Travis Woodward
Maker of plans
I have a story I'd like to tell which requires both relativistic space travel and some form of FTL travel, but I want to avoid the possibility of someone creating a paradox, and want to minimise the number of arbitrary restrictions I need to employ.
Wormholes are the obvious answer, but I'd like to use something a bit more flexible, and a bit different. I have come up with a tentative idea, but I'd like a 2nd (or 3rd, or 4th) opinion on whether it could still lead to a paradox.
I'm thinking of having a series of objects (let's call them gateways for now) which allow instantaneous travel to any point within a field surrounding that gateway, and that field is of a fixed radius (e.g. 1 lightyear) relative to that gateway's frame of reference. The only restrictions are that (a) the fields of the gateways interfere with each other, such that any point in space can only ever be in range of one gateway at once, and (b) any change to the field (e.g. if a gateway is switched off) propagates at the speed of light.

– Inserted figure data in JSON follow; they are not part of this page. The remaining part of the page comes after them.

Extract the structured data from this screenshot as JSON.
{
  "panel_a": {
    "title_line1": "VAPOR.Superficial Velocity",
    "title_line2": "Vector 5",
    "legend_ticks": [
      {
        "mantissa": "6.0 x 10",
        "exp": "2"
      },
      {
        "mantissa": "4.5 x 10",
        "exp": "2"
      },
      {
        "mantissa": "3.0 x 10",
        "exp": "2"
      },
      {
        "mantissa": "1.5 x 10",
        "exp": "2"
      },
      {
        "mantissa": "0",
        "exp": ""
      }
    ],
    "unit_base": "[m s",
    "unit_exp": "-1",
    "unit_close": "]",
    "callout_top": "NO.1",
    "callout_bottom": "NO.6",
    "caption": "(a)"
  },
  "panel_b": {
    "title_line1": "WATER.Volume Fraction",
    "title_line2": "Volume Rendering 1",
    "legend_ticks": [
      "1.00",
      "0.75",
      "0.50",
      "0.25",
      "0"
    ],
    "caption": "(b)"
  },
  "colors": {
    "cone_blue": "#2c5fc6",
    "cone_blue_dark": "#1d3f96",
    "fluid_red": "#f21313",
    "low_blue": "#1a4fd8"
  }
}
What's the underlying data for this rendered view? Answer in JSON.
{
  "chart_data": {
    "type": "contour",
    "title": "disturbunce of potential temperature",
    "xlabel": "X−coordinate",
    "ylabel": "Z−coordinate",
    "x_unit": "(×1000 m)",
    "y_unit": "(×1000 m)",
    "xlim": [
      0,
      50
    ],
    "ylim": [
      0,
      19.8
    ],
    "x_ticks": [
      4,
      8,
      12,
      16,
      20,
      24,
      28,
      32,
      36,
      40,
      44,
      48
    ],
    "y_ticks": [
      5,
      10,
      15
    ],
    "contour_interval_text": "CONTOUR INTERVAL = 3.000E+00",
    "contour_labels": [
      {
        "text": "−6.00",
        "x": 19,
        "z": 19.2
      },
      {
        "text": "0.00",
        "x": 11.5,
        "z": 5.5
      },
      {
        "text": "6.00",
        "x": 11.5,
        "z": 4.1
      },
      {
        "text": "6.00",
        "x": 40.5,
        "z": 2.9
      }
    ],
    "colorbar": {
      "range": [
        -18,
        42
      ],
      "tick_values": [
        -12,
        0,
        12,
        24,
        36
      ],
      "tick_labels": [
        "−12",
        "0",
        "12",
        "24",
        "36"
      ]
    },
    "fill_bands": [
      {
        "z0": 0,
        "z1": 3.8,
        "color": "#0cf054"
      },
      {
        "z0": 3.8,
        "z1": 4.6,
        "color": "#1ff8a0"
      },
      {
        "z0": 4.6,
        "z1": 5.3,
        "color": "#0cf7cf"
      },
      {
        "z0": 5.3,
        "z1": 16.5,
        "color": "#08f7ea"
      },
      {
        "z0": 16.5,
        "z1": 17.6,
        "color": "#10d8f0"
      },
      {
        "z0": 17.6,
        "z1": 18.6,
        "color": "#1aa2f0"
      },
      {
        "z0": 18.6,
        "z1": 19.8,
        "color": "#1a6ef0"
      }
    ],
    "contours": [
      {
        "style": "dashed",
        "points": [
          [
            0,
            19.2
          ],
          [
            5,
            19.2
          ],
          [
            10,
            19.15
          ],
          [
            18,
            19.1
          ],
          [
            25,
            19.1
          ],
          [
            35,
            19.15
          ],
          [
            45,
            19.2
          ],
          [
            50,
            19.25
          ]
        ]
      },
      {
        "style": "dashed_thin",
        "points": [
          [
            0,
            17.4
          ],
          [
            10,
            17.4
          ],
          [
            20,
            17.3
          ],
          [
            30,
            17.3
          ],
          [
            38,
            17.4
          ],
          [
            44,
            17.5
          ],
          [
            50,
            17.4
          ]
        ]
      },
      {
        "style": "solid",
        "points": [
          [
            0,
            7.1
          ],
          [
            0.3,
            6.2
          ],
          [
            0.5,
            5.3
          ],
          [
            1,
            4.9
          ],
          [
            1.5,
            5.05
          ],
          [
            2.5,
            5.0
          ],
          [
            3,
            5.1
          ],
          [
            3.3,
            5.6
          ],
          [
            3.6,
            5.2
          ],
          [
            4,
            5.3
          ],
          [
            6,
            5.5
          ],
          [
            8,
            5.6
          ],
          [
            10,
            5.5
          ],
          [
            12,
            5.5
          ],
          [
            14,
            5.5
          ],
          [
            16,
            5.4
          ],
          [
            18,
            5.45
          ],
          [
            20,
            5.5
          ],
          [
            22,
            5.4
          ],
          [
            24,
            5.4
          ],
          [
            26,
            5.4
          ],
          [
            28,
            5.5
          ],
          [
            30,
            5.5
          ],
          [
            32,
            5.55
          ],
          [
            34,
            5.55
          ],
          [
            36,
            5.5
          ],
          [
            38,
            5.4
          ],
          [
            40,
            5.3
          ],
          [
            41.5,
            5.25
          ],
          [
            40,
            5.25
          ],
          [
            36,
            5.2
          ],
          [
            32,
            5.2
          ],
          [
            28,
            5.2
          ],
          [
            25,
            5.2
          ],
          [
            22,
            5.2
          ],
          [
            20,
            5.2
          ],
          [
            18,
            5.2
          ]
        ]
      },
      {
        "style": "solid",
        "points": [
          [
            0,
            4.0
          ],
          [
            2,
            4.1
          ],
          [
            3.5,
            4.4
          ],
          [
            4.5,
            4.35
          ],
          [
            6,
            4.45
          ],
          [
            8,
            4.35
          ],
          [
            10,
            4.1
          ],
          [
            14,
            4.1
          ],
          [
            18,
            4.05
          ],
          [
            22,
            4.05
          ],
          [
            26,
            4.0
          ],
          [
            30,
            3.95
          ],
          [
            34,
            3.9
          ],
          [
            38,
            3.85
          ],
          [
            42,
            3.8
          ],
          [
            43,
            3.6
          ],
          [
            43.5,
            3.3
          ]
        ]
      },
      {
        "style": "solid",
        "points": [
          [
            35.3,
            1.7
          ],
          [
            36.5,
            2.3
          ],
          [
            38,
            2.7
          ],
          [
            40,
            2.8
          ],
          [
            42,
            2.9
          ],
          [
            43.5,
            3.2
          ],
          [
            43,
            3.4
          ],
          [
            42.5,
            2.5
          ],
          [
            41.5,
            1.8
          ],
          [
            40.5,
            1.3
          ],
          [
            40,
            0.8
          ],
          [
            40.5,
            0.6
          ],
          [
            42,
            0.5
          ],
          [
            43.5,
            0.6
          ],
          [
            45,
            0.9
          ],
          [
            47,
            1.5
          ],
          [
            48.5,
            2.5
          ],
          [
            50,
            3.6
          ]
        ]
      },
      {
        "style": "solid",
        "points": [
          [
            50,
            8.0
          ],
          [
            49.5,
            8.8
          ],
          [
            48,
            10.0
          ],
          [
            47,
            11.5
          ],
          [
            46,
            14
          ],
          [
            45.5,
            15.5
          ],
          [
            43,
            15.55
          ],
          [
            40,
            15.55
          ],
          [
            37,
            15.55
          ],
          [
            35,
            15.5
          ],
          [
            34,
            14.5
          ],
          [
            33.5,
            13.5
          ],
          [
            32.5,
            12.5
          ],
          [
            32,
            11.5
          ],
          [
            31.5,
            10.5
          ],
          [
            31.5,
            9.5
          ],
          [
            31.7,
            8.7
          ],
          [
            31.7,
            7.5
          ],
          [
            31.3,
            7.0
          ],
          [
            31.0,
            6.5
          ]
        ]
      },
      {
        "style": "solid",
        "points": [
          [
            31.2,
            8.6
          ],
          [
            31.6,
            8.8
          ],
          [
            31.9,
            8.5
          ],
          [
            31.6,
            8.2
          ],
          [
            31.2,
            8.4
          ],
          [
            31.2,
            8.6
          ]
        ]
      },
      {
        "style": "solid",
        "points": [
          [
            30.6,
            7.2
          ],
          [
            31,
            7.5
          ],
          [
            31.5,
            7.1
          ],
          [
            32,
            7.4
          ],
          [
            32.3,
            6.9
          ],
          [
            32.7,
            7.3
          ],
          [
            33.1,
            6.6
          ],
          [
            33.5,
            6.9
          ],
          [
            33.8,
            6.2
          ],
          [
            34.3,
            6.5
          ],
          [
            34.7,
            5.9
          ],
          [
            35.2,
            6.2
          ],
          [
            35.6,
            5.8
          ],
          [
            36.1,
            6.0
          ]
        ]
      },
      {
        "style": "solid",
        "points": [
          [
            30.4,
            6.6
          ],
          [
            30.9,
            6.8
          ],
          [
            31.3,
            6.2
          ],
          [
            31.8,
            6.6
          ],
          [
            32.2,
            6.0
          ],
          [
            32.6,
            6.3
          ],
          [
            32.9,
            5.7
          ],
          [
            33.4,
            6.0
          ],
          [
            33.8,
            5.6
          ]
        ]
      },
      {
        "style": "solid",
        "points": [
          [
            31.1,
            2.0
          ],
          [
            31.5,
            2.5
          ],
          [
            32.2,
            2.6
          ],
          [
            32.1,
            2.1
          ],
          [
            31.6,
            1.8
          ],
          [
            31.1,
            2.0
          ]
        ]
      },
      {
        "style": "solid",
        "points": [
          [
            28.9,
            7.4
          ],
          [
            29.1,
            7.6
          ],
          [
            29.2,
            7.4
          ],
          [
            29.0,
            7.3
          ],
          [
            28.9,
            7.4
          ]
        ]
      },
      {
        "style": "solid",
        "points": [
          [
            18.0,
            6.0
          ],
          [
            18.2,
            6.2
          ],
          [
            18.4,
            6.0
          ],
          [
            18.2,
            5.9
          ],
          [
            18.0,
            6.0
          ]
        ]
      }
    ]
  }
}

I think (a) + (b) prevent paradoxes. If the system is static, then (a) means that information from a traveler's arrival can never reach the traveler's point of origin before the traveler left - at best it could arrive at simultaneously with their departure. The traveler's arrival and departure would happen out of order for someone travelling at relativistic speeds, but once they'd observed the arrival it would be too late for them to affect the departure.
I've added (b) to prevent two of the gateways being used sequentially to get around restriction (a), while still allowing for the network to be reconfigured periodically.
Thoughts/ criticisms/ alternatives? And does anyone know of examples in sci-fi where something similar has already been done well?